For many people, having a bath is a surefire way to unwind – but there’s a new project designed to heighten all your senses while you do so. It’s been specifically created to help you relax and experience joy, all from the comfort of your own home.
Melbourne Fringe artist Alex Hines as alter ego Juniper Wilde listening to the digital work, Play in your Bathtub 2.0.Credit:Justin McManus
It’s a simple, slightly kooky idea inspired by the pandemic, the brainchild of New York-based This Is Not a Theatre Company. Since its release in March 2020, Play In Your Bathtub 2.0 has been translated into 34 languages and enjoyed by people around the world. Now it’s coming to Melbourne Fringe.
The company’s artistic director Erin B. Mee came up with the concept when COVID hit. She was in Argentina, which went on to experience one of the world’s longest lockdowns. A lover of the bath, she started to think about what you could do if you combined the need to chill out in the safety of your own home with the theatre. “What kinds of things can we do with a tub?” she wondered.
At the same time, her mind was ticking over with ideas about continuing to make work and somehow get it to audiences. “How do we make theatre for this historical moment, how do I make something that at least I relate to. How can we make sure that it is still site-specific and interactive?”
Melbourne Fringe artist Alex Hines/Juniper Wilde says a mix of live and digital events at Fringe is ideal.Credit:Justin McManus
While traditional theatre plays with sight and sound, her company is committed to work that uses all the senses. That prompted her to think about scented candles or bath salts, the idea of having a cup of tea or a glass of wine in the tub. “Also a dance of fingers across the water or [using your] toes, putting a washcloth across your neck. [We] began to build it in a modular way, with things that would be fun or interesting to do in the tub, then what poetry and what kinds of music would work.”

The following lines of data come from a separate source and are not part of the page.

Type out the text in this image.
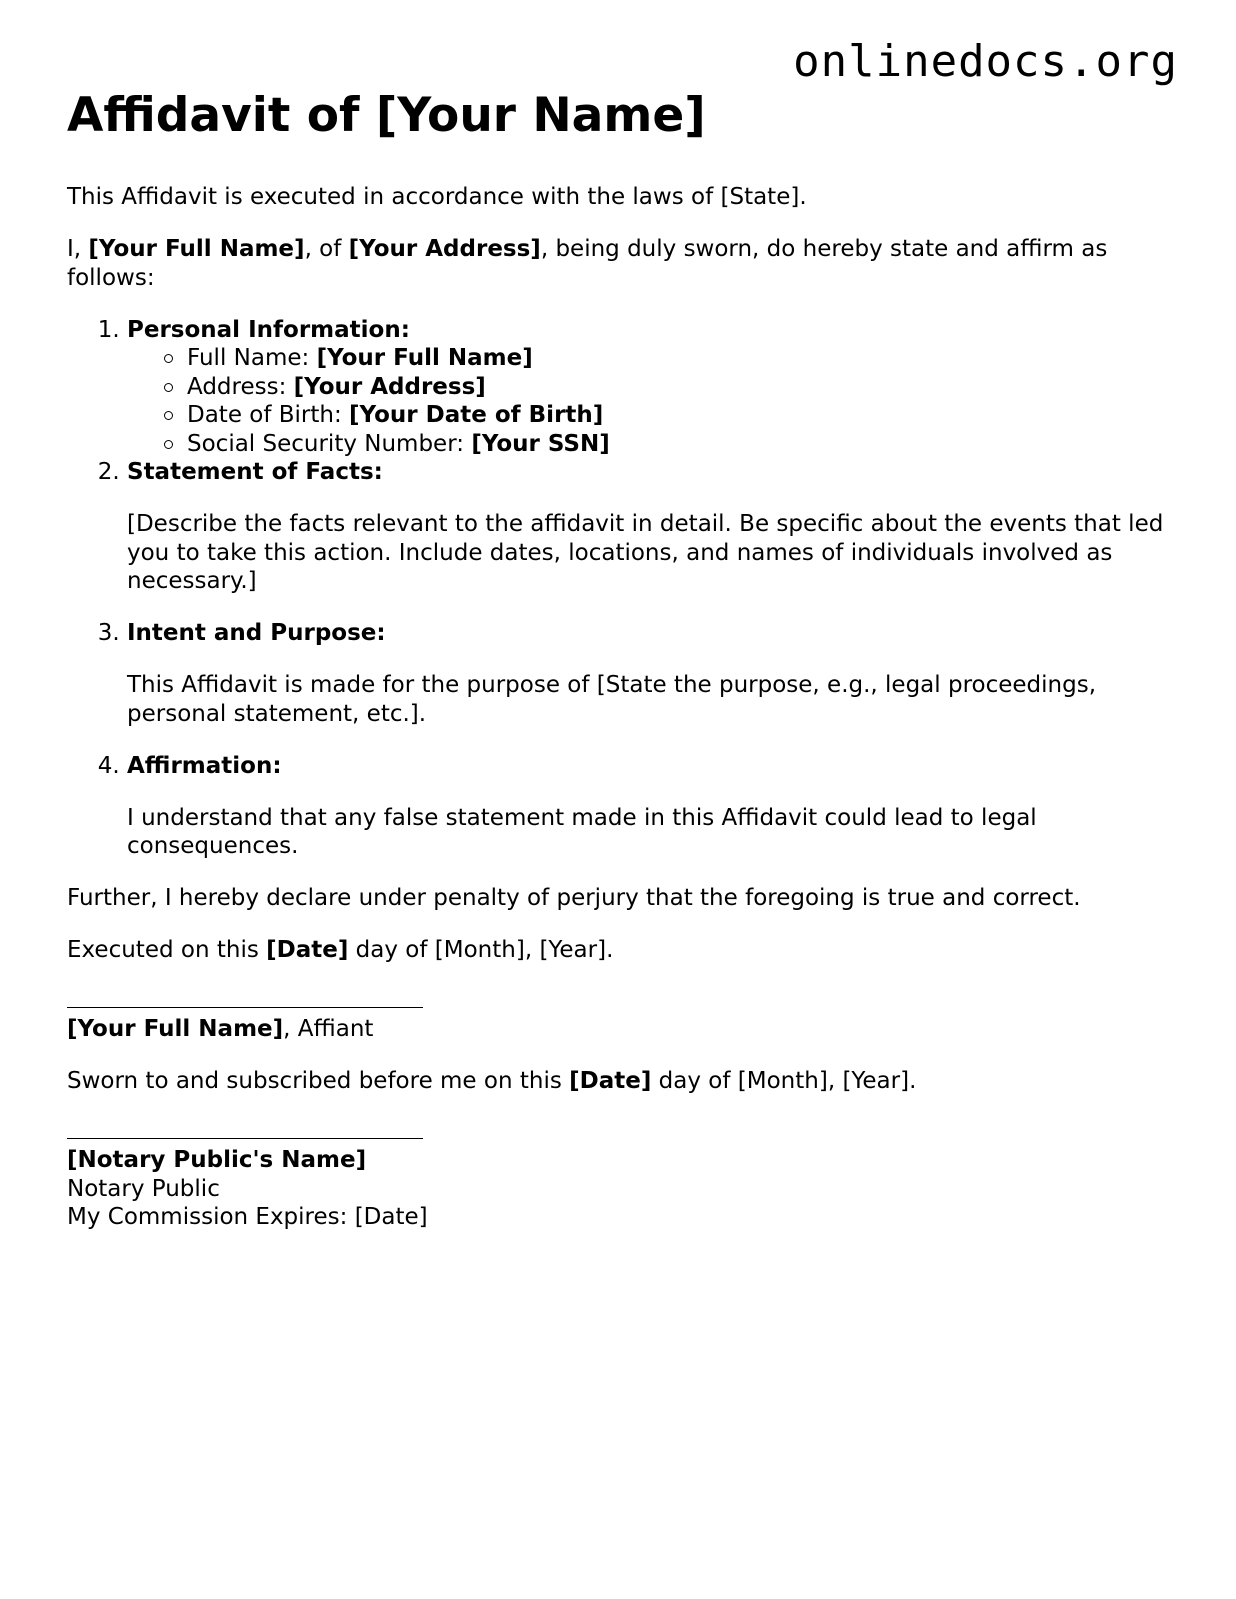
onlinedocs.org
Affidavit of [Your Name]

This Affidavit is executed in accordance with the laws of [State].

I, [Your Full Name], of [Your Address], being duly sworn, do hereby state and affirm as follows:

1. Personal Information:
Full Name: [Your Full Name]
Address: [Your Address]
Date of Birth: [Your Date of Birth]
Social Security Number: [Your SSN]
2. Statement of Facts:
[Describe the facts relevant to the affidavit in detail. Be specific about the events that led you to take this action. Include dates, locations, and names of individuals involved as necessary.]
3. Intent and Purpose:
This Affidavit is made for the purpose of [State the purpose, e.g., legal proceedings, personal statement, etc.].
4. Affirmation:
I understand that any false statement made in this Affidavit could lead to legal consequences.

Further, I hereby declare under penalty of perjury that the foregoing is true and correct.

Executed on this [Date] day of [Month], [Year].

[Your Full Name], Affiant

Sworn to and subscribed before me on this [Date] day of [Month], [Year].

[Notary Public's Name]
Notary Public
My Commission Expires: [Date]
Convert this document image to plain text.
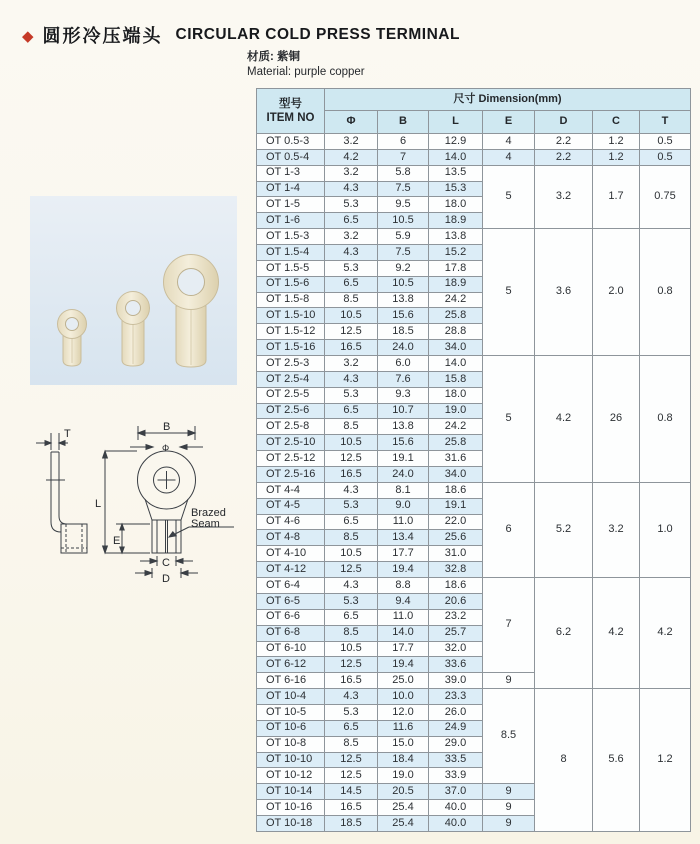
◆ 圆形冷压端头 CIRCULAR COLD PRESS TERMINAL
材质: 紫铜
Material: purple copper
T
B
Φ
L
E
C
D
Brazed
Seam
型号
ITEM NO	尺寸 Dimension(mm)						
	Φ	B	L	E	D	C	T
OT 0.5-3	3.2	6	12.9	4	2.2	1.2	0.5
OT 0.5-4	4.2	7	14.0	4	2.2	1.2	0.5
OT 1-3	3.2	5.8	13.5	5	3.2	1.7	0.75
OT 1-4	4.3	7.5	15.3				
OT 1-5	5.3	9.5	18.0				
OT 1-6	6.5	10.5	18.9				
OT 1.5-3	3.2	5.9	13.8	5	3.6	2.0	0.8
OT 1.5-4	4.3	7.5	15.2				
OT 1.5-5	5.3	9.2	17.8				
OT 1.5-6	6.5	10.5	18.9				
OT 1.5-8	8.5	13.8	24.2				
OT 1.5-10	10.5	15.6	25.8				
OT 1.5-12	12.5	18.5	28.8				
OT 1.5-16	16.5	24.0	34.0				
OT 2.5-3	3.2	6.0	14.0	5	4.2	26	0.8
OT 2.5-4	4.3	7.6	15.8				
OT 2.5-5	5.3	9.3	18.0				
OT 2.5-6	6.5	10.7	19.0				
OT 2.5-8	8.5	13.8	24.2				
OT 2.5-10	10.5	15.6	25.8				
OT 2.5-12	12.5	19.1	31.6				
OT 2.5-16	16.5	24.0	34.0				
OT 4-4	4.3	8.1	18.6	6	5.2	3.2	1.0
OT 4-5	5.3	9.0	19.1				
OT 4-6	6.5	11.0	22.0				
OT 4-8	8.5	13.4	25.6				
OT 4-10	10.5	17.7	31.0				
OT 4-12	12.5	19.4	32.8				
OT 6-4	4.3	8.8	18.6	7	6.2	4.2	4.2
OT 6-5	5.3	9.4	20.6				
OT 6-6	6.5	11.0	23.2				
OT 6-8	8.5	14.0	25.7				
OT 6-10	10.5	17.7	32.0				
OT 6-12	12.5	19.4	33.6				
OT 6-16	16.5	25.0	39.0	9			
OT 10-4	4.3	10.0	23.3	8.5	8	5.6	1.2
OT 10-5	5.3	12.0	26.0				
OT 10-6	6.5	11.6	24.9				
OT 10-8	8.5	15.0	29.0				
OT 10-10	12.5	18.4	33.5				
OT 10-12	12.5	19.0	33.9				
OT 10-14	14.5	20.5	37.0	9			
OT 10-16	16.5	25.4	40.0	9			
OT 10-18	18.5	25.4	40.0	9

The theatre company was created in 2013, by Mee and Jesse Bear, who writes many of the company’s shows. “What we do is site-specific, interactive or immersive, experiential theatre. We enjoy creating pieces that are co-created by the audience – that really allow audiences not to sit and watch the results of our creativity, but to practice being creative themselves.”
According to Alex Hines, who has two shows in this year’s Fringe Festival including To Schapelle and Back, what started as artists troubleshooting in the pandemic with online shows has now become a way to present art to a wider audience. “It allows for more voices to be heard and more people to hear them. More people can experience your art and engage with your work in a way that is accessible to them,” they say. “I can experience this art from New York in the comfort of my bathtub.”
Play In Your Bathtub 2.0 was distributed through an organisation called Fractured Atlas in the US. Mindful that many people had lost their jobs due to the pandemic, it was available for free and a donation requested if people could afford it.
A theatre in Moscow made contact to say they wanted to translate it into Russian. “They had an opening night Zoom party with 400 people zooming in from their bathtubs; they were able to control what was in and out of frame, many of them were wearing bathing suits,” Mee says with a laugh. It was a way to come together, in a moment when that was physically impossible.
“It’s a two-hander play – the two characters are the listener and the bathtub, so it’s different every time. It was designed as a break from anxiety and an opportunity to relax and to have fun and to play and be whimsical, noodling around in the water, [with a] tea or a glass of wine,” Mee says, adding there’s the feel of the water on your body as well.
She makes the point that these site-specific plays are “differently accessible”.
“There are ways in which theatre in the home can be easier to access for certain people and more inviting,” Mee says, adding that a series will be released in the next few months, with shows for the living room and the kitchen, and another for children designed to take place in a blanket tent that you make in your loungeroom.
Play In Your Bathtub 2.0 is part of the Melbourne Fringe Festival, from October 6-23. The Age is a Fringe festival partner.